If you tuned in, even sparingly, to any financial news outlet lately you would have probably heard a talking head or two attribute the recent rise in stocks to improving earnings. While it is true that 2012 fourth quarter earnings for the S&P 500 came in better than 2011 fourth quarter earnings on a GAAP basis, the reality is if you strip out the allowed accounting shenanigans and other onetime items and compare Operating Earnings (Income from goods or services and excludes interest, taxes and one time and unusual items) you get a picture that is less rosy to say the least. The more troubling aspect is that Q4 is not the first quarter to experience a year over year decline in quarterly operating earnings growth. As we noted before, Q3 2012 was the first quarter since Q1 2010 to experience such a decline.

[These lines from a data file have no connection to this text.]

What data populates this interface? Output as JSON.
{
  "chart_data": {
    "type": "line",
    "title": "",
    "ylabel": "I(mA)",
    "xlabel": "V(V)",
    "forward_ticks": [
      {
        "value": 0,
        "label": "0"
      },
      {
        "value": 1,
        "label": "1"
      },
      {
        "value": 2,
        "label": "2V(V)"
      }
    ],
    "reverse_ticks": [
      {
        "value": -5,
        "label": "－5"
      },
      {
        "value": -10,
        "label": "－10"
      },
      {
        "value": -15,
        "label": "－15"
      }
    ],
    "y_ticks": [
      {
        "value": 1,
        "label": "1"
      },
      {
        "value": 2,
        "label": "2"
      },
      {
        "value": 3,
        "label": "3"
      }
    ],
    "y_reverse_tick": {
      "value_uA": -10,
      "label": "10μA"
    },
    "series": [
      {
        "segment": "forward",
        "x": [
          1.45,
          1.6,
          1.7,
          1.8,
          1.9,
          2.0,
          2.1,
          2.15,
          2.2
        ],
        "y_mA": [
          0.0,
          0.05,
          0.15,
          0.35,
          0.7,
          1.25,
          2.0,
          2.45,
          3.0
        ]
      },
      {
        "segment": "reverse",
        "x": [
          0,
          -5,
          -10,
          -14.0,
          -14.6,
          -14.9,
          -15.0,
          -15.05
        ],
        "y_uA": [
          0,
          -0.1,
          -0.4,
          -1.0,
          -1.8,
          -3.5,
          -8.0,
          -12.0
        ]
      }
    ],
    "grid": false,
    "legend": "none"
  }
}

Once you realize that these are EPS (earnings per share) growth estimates and that S&P 500 companies have actually been buying back their shares then the absolute level of operating earnings looks even worse.
Source: Standard & Poors
While GAAP earnings were up 7 percent in Q4 2012 compared to Q4 2011, operating earnings actually declined 2.5% on top of a 5% decline in Q3 2012 versus Q3 2011. One can argue that Q1 2013 operating earnings are expected to grow by 5.4% according to S&P but if you realize that this was the case for expectations for Q4 estimates at the beginning of earnings season (estimates were for 6.5% growth versus 2.5% actual decline) and if you look at the trend for estimates (below) for Q1 2013 operating earnings then you realize that you should not put a lot of faith in estimates and wait for actual results.